Keesokan harinya, pagi-pagi sekali Adrian terbangun karena dering ponsel yang tidak berhenti-henti sejak tiga menit yang lalu karena Adrian terus mengabaikannya demi menuntaskan rasa kantuk. Namun akhirnya Adrian kalah dengan kebisingan yang tercipta. Dengan sisa kesadaran yang ia kumpulkan, Adrian meraih ponsel yang ia letakkan di nakas. Begitu melihat nama Raka tertera di layar ponselnya Adrian langsung bangkit dari posisinya.

"Kenapa Ka?"

"Aya di sana?" tanya pria di seberang sana. Adrian mengkerutkan keningnya, bingung.

"Nggak. Kenapa emang?" Kenapa Raka menanyakan keberadaan Aya pagi-pagi padanya. Adrian sudah mengantar perempuan itu pulang kemarin sore, bahkan Raka ada di rumah saat itu melihatnya.

"Aya hilang," ucap Raka.

"Serius jangan bercanda," bantah Adrian tidak percaya.

"Gue serius, brengsek." Terdengar suara Raka membentak karena panik di seberang sana.

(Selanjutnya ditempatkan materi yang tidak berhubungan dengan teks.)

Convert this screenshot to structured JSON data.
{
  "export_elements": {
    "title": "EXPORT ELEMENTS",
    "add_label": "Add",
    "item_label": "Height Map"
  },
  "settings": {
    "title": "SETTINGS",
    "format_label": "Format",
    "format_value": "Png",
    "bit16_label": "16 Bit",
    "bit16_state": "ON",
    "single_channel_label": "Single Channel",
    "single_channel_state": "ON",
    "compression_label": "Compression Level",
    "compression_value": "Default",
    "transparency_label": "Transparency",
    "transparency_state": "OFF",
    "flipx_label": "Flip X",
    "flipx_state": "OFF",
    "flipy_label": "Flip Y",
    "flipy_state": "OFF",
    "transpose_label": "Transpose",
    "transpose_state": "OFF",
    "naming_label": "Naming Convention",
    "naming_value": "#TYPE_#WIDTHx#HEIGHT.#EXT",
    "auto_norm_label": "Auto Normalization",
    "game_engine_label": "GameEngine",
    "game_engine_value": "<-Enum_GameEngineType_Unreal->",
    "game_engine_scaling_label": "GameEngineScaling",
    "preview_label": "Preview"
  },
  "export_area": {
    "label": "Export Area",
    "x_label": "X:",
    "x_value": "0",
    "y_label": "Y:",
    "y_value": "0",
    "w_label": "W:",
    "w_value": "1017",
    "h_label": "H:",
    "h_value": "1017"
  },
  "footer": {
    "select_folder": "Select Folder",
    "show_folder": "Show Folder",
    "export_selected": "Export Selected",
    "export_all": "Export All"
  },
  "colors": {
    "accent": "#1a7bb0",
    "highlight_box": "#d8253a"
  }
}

"Sorry gue lagi panik. Aya tadi malam kambuh, dan pagi-pagi orang rumah panik karena Aya menghilang. Semua orang udah nyari ke seluruh tempat di rumah, tapi nggak ketemu."

Adrian langsung teringat dengan kejadian kemarin. Mengingat itu membuatnya merasa bersalah. Psikis Aya tidak akan terguncang kalau saja ia tidak mengajak perempuan itu mampir ke rumah. Terlebih, semuanya dikarenakan kehadiran wanita itu. Adrian sangat yakin itu penyebabnya.

"Gue ke sana sekarang," Adrian bangkit dari tempat tidur bergegas.

"Percuma. Gue udah bilang dia nggak ada di sini. Bantu nyari di luar rumah!" ucap Raka memberikan Adrian intruksi.

Begitu mendengarnya pikiran Adrian langsung tertuju pada Arman. Entah kenapa Adrian merasa hilangnya Aya terkait dengan lelaki itu.

"Kirimin gue alamat pemakamannya Arman, Aya mungkin di sana." Adrian langsung memutus panggilannya sepihak. Ia melempar ponselnya ke ranjang karena geram. Lelaki itu meremas rambutnya dengan kedua tangan, sebelum keluar dari kamarnya.